Federal Rule of Criminal Procedure 11(c)(1)
Under Fed. R. Crim. P. 11(c)(1), an “attorney for the government and the defendant’s attorney…may discuss and reach a plea agreement. The court must not participate in these discussions.” As the Fourth Circuit explained, this prohibition serves three primary goals. First, it diminishes the possibility of judicial coercion of a guilty plea. Second, it protects against unfairness and partiality in the judicial process. Third, it eliminates the impression that the judge is an advocate for the agreement and not a neutral arbiter. Although well-intentioned, the district court repeatedly suggested that the plea agreement was in Braxton’s best interests, which is in direct conflict with this rule. Furthermore, the Fourth Circuit explained that the close proximity in time between when the comments were made and when the plea was accepted heightened the probability that Braxton was unduly influenced by the district court.
Braxton’s Statement That the Plea Was Given Voluntarily Was Insufficient
The Fourth Circuit was unconvinced by the government’s argument that Braxton’s guilty plea was voluntary. Although the district court asked if Braxton felt “forced or threatened or pushed” to accept the plea agreement and Braxton replied “No, sir,” the Fourth Circuit held that his response was inconclusive. The district court created “an unacceptable risk” that Braxton involuntarily entered his guilty plea in order to avoid offending the court, and thus his flat statement that he was not coerced was ineffective.
The District Court Cannot Remark Upon the Advantages of a Plea Agreement
The government also argued that, under Missouri v. Frye, the court must remark upon the advantages of the plea agreement and the disadvantages of trial in order to ascertain whether the defendant’s understanding of the decision is sufficient. As the Fourth Circuit explained, however, the district court’s duties under Frye extend only to memorializing the terms of the plea agreement, and ensuring that the defendant understands them. Thus, it was improper for the district court to advocate for the plea agreement at all, and the requirements of Frye do not make the comments of the district court in this case permissible.
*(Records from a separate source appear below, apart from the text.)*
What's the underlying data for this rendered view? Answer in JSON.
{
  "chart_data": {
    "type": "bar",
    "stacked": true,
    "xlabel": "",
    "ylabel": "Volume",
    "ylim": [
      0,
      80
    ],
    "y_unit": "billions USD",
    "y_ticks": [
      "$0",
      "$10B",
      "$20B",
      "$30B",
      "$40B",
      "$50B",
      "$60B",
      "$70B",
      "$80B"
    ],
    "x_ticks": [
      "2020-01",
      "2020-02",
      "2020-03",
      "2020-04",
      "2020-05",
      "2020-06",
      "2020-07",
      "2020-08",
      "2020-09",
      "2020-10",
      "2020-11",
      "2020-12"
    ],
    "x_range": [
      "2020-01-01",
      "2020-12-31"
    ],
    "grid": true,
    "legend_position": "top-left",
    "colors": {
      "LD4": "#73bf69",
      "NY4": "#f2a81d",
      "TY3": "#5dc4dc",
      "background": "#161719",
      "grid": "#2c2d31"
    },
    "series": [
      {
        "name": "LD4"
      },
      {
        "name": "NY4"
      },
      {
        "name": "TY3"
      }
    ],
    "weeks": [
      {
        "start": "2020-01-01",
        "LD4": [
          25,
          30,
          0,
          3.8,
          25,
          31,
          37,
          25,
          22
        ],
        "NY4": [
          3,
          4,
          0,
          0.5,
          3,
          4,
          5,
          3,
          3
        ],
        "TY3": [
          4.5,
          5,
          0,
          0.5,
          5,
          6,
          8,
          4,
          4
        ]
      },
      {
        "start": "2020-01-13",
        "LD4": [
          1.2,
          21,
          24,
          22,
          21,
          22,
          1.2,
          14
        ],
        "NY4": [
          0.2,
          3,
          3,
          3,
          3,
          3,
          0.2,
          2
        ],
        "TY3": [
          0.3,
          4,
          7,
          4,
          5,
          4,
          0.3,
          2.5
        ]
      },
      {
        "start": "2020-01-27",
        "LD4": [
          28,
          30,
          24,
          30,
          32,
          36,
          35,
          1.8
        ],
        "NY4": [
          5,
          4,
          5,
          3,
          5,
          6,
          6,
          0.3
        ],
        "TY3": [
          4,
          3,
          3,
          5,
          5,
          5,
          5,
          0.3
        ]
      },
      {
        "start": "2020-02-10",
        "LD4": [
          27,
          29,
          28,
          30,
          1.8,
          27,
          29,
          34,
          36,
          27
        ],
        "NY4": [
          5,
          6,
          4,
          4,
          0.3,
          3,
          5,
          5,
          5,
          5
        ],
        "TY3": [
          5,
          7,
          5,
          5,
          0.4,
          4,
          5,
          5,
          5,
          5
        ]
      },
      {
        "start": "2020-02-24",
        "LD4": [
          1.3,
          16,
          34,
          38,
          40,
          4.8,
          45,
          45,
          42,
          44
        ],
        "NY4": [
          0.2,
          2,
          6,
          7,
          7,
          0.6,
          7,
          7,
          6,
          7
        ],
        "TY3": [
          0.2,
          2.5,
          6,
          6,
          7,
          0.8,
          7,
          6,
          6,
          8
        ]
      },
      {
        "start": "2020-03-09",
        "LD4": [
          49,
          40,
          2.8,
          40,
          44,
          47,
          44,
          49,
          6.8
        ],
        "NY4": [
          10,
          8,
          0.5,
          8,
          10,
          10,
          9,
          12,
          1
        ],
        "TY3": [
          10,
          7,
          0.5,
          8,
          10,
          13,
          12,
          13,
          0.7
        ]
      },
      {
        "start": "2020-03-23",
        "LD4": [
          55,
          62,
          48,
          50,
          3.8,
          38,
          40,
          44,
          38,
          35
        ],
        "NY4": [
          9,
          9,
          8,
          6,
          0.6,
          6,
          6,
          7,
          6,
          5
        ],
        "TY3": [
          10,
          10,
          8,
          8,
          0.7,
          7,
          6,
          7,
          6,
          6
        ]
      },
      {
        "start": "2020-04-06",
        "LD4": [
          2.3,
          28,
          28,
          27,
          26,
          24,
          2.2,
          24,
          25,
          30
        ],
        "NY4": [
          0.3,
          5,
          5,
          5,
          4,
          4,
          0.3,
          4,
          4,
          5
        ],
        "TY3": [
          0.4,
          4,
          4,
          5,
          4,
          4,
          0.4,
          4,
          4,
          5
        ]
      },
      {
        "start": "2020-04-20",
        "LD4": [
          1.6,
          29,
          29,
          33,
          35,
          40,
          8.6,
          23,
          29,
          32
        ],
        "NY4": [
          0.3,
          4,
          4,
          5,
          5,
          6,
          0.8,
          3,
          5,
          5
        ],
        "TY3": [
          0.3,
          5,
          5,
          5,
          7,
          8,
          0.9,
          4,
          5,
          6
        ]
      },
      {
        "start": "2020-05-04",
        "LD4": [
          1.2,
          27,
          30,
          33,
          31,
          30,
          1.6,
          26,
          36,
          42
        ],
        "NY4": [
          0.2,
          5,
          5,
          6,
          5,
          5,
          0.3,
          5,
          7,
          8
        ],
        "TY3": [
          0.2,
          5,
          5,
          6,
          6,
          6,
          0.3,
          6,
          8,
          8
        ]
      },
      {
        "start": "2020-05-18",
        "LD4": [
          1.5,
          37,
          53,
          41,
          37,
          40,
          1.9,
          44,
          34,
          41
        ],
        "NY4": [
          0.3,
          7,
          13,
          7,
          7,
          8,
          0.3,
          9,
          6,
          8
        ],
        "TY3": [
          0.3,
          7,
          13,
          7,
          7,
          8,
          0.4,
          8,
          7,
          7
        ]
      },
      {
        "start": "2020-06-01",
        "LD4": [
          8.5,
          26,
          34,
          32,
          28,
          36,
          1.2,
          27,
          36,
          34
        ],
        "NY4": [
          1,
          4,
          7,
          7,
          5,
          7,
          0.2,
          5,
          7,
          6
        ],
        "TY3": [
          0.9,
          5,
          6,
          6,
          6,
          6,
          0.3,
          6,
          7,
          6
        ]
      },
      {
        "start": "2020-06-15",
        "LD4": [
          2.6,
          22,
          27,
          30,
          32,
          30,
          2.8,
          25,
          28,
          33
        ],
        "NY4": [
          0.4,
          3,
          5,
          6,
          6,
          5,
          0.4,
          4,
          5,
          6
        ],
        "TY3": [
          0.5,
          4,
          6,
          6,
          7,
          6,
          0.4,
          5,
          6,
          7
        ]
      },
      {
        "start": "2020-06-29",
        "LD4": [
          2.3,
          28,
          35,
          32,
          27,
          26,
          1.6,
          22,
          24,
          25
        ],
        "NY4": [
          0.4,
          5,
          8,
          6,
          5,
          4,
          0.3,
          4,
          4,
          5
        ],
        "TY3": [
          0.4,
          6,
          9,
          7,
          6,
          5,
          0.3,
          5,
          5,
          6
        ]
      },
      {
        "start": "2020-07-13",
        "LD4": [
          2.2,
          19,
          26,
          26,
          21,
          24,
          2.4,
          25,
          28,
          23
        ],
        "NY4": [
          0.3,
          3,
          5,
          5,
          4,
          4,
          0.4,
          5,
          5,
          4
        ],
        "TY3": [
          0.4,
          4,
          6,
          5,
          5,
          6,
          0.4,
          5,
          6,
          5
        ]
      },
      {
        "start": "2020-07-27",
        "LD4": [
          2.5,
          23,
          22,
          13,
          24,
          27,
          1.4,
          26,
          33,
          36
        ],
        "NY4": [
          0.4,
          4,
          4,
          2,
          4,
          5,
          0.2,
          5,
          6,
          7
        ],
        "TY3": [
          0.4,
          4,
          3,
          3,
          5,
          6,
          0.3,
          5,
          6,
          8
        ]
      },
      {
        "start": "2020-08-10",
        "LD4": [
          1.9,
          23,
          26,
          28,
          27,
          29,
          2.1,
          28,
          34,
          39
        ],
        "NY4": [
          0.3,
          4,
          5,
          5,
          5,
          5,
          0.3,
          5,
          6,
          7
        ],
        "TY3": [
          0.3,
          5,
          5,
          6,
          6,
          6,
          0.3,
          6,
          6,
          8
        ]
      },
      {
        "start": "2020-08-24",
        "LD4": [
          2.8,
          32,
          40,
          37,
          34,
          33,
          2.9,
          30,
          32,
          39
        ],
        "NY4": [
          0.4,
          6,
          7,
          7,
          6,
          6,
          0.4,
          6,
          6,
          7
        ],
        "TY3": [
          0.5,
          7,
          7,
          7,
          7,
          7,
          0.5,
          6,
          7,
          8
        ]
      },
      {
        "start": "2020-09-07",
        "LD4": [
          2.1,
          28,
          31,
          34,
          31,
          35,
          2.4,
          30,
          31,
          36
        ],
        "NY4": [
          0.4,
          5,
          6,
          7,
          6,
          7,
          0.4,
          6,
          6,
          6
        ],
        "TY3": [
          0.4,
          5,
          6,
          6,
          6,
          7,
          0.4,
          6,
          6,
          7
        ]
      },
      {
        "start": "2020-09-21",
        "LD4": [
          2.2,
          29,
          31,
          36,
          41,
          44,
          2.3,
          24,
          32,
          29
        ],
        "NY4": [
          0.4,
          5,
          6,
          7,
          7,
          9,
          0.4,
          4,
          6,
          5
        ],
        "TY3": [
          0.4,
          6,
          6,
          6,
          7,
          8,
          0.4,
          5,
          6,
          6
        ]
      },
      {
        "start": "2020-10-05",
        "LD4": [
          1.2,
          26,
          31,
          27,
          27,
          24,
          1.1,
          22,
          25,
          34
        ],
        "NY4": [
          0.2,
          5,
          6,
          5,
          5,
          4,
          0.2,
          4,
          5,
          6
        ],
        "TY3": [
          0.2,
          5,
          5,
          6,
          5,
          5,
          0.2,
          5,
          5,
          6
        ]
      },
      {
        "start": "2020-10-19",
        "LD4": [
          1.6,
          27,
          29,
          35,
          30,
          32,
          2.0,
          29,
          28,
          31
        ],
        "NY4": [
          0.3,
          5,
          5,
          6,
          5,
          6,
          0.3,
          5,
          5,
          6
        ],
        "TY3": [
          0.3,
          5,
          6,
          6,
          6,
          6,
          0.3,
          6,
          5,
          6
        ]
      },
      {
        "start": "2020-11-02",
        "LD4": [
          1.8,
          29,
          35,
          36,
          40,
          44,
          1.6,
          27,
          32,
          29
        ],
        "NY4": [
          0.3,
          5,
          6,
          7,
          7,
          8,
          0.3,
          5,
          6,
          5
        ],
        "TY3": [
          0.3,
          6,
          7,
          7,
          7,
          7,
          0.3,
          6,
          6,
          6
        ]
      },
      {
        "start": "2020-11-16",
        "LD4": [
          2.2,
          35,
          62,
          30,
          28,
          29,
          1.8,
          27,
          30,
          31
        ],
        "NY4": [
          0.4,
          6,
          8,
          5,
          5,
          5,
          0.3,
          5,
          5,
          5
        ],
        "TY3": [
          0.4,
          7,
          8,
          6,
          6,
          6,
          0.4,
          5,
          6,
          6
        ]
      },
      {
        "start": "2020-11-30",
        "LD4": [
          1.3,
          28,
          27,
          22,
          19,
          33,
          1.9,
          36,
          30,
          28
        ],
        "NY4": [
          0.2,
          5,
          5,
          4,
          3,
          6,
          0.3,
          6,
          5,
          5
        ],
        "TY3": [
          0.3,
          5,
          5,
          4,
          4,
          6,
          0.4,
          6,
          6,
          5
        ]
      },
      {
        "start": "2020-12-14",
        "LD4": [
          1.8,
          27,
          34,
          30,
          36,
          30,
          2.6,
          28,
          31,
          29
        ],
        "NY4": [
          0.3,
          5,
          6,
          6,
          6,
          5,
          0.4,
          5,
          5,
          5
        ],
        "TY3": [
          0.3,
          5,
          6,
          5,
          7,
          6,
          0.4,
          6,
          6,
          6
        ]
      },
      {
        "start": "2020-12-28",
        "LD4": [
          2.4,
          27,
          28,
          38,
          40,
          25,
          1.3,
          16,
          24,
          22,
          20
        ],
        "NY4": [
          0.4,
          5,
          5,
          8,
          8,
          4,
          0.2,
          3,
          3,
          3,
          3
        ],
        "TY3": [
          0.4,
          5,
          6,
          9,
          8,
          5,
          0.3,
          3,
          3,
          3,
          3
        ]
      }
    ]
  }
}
The Fourth Circuit held that, although it did not appear that the district court intended to coerce Braxton, there was nevertheless a reasonable risk that Braxton had been influenced by the court. Thus, because the district court’s plain error affected Braxton’s substantial rights, the Fourth Circuit vacated Braxton’s sentence and guilty plea, and remanded for further proceedings in front of a different judge.